Geschichte hinter dem Gucklock

Am Frankenring können Besucher auf Spurensuche gehen.

Krefeld. Selbstbewusstsein ist ein schönes Wort, weil Bewusstsein schon mit drinsteckt. Um beides geht es Nicolas Beucker, wenn er den Bau beschreibt, in dem sein Fachbereich sitzt. „Wir gehen selbstbewusst mit dieser Ikone der Stadtkultur um“, sagt der Design-Professor. „Und mittlerweile ist auch die ganze Hochschule stolz darauf.“ Wenn jetzt noch die Krefelder Bürger den Blick gen Frankenring richten, hat Beucker ein wichtiges Ziel erreicht.

Gemeinsam mit neun Studenten und der Kunsthistorikerin Christiane Lange hat Beucker eine Ausstellung vorbereitet, die heute eröffnet wird. Sie führt den Besucher durch die frühere Textilingenieursschule und den Außenbereich. Auf Tafeln und in Vitrinen, durch Gucklöcher und Ferngläser können sie die Geschichte des Gebäudes erleben und in Beziehung zur Gegenwart setzen. „Es ist eine Spurensuche“, sagt Lange. „ Jeder muss sich das Gelände selbst erschließen.“ Ein ähnlicher Grundgedanke liegt ja dem Golfclub-Modell auf dem Egelsberg zugrunde, mit dem Lange und ihre Mitstreiter Mies van der Rohe neu auf die Krefelder Agenda gesetzt haben.

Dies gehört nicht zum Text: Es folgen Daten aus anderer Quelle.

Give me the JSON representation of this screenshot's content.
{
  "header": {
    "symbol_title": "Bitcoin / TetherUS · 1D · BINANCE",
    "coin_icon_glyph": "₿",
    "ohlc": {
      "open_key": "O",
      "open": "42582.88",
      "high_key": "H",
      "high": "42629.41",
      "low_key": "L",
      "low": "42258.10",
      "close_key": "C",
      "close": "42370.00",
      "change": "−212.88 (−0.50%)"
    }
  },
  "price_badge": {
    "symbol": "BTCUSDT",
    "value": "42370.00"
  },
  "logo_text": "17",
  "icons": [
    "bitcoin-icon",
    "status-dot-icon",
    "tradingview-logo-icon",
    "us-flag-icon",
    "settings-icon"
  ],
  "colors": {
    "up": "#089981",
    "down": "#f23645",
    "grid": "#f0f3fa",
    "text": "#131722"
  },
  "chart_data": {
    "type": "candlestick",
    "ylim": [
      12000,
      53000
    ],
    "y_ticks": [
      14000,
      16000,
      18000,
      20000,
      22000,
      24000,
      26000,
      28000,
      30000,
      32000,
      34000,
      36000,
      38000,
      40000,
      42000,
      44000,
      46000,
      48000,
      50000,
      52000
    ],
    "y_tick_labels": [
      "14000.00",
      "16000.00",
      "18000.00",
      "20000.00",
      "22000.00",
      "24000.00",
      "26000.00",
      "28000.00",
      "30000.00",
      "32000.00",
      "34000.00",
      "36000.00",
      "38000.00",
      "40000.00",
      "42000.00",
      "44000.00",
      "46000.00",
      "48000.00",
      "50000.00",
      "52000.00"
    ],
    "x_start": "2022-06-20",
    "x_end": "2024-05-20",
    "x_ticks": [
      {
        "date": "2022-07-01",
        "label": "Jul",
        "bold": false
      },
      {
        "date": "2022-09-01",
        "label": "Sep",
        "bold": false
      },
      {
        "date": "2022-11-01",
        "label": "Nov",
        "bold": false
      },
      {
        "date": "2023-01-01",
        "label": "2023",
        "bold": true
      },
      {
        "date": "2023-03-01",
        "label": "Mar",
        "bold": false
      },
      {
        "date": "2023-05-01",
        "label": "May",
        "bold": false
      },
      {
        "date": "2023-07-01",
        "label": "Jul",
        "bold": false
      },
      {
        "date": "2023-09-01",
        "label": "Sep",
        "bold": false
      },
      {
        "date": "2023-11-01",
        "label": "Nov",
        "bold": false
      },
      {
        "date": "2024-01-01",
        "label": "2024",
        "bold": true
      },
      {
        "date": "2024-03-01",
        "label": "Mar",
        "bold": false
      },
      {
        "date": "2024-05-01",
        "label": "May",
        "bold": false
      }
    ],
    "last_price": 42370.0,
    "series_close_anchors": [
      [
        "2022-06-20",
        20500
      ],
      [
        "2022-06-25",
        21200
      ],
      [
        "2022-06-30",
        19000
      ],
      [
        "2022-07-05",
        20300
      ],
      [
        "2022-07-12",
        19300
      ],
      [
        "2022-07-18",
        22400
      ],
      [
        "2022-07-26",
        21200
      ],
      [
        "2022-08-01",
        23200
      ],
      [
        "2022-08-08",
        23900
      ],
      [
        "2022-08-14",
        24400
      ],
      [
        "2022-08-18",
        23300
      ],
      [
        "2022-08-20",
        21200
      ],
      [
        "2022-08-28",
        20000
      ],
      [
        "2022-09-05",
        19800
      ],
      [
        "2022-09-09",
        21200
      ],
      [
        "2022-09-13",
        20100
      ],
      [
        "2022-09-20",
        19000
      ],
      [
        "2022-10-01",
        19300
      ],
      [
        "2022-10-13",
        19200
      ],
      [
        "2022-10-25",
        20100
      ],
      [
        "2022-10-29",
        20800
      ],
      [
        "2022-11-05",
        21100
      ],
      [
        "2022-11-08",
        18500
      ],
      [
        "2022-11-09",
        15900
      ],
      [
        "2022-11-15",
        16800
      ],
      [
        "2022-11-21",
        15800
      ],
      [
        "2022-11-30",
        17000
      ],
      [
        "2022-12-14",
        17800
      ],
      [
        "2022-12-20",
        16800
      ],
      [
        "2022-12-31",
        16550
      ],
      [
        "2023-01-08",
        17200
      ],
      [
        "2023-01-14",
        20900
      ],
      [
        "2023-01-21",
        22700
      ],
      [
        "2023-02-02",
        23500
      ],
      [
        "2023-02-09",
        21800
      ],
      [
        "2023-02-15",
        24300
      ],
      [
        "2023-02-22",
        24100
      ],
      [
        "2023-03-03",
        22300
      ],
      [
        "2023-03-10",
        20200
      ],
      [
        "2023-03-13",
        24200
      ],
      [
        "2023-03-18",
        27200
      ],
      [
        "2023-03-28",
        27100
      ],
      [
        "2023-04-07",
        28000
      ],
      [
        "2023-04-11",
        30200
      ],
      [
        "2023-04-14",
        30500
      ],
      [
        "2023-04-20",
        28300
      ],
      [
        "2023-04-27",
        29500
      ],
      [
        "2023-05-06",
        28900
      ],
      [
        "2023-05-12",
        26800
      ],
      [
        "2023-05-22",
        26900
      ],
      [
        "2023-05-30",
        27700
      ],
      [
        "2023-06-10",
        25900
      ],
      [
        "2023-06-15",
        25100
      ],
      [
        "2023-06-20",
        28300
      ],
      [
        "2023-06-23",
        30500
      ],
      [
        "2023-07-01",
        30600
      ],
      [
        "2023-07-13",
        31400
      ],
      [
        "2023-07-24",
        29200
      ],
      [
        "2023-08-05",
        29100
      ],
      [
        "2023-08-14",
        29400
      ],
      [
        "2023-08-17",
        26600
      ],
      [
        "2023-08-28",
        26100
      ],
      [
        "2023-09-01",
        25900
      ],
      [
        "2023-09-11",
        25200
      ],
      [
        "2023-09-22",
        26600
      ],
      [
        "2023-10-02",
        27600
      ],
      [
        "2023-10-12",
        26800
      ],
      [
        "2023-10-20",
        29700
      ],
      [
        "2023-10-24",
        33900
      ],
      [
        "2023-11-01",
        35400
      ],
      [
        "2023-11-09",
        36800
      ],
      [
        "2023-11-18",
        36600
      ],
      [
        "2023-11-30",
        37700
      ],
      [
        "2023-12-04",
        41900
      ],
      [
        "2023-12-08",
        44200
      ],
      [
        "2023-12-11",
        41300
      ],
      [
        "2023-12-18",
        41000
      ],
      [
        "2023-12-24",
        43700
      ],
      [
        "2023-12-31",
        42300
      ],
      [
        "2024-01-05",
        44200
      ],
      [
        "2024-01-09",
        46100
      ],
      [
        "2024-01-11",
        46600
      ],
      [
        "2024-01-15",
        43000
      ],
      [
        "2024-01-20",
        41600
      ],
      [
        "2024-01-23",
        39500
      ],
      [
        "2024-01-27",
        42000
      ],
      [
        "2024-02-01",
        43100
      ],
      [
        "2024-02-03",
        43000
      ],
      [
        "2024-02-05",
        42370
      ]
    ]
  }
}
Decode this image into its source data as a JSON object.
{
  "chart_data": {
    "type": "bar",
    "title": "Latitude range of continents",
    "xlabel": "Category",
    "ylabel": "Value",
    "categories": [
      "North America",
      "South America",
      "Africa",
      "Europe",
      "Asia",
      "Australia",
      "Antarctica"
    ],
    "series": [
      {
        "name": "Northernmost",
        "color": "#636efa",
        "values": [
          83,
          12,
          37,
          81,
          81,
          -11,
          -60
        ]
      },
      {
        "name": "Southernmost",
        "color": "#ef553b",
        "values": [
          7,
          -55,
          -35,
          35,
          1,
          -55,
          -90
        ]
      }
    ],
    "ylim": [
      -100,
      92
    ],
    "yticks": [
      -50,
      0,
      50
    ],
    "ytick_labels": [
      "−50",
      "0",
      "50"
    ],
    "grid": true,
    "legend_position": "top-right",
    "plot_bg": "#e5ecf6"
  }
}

Nun soll das mit Bernhard Pfau gelingen, nach dessen Plänen die Textilingenieursschule zwischen 1952 und 1958 gebaut wurde. Der Architekt (1902-1989), der unter anderem das Düsseldorfer Schauspielhaus entworfen hat, war wie Mies ein Spezi der Krefelder Seidenindustriellen. Mit der Stadt und dem Land finanzierten sie den Bau — und als sie in die Krise gerieten, blieb Pfaus Werk für immer unvollendet. „Der Südteil von 42 Metern Länge fehlt komplett“, sagt Lange. Er hätte auch die Verbindung zur Textilforschungsanstalt geschaffen, die heute etwas verloren abseits steht.

Auch das Hauptgebäude, das sich einst mit seinem wuchtigen Vorbau auf Stelzen und seiner Glasfassade in Richtung Stadt öffnete, liegt heute verborgen hinter einer Hecke und hohen Bäumen. Auch innen ist manche Sünde erkennbar, die eifrige Brandschützer und eilige Handwerker mit den Jahren hinterlassen haben. „Wir wollen das Gebäude nicht nur bejubeln, sondern auch bedauern“, sagt Nicolas Beucker.

Für einige Wochen hat er seinen Arbeitsort, der im Winter immer zu kalt und im Sommer immer zu heiß ist, vom Alltag befreit. Studentische Arbeiten, Flyer und Poster sind verschwunden — was bleibt, ist das pure Gebäude. Es hält den Blicken stand.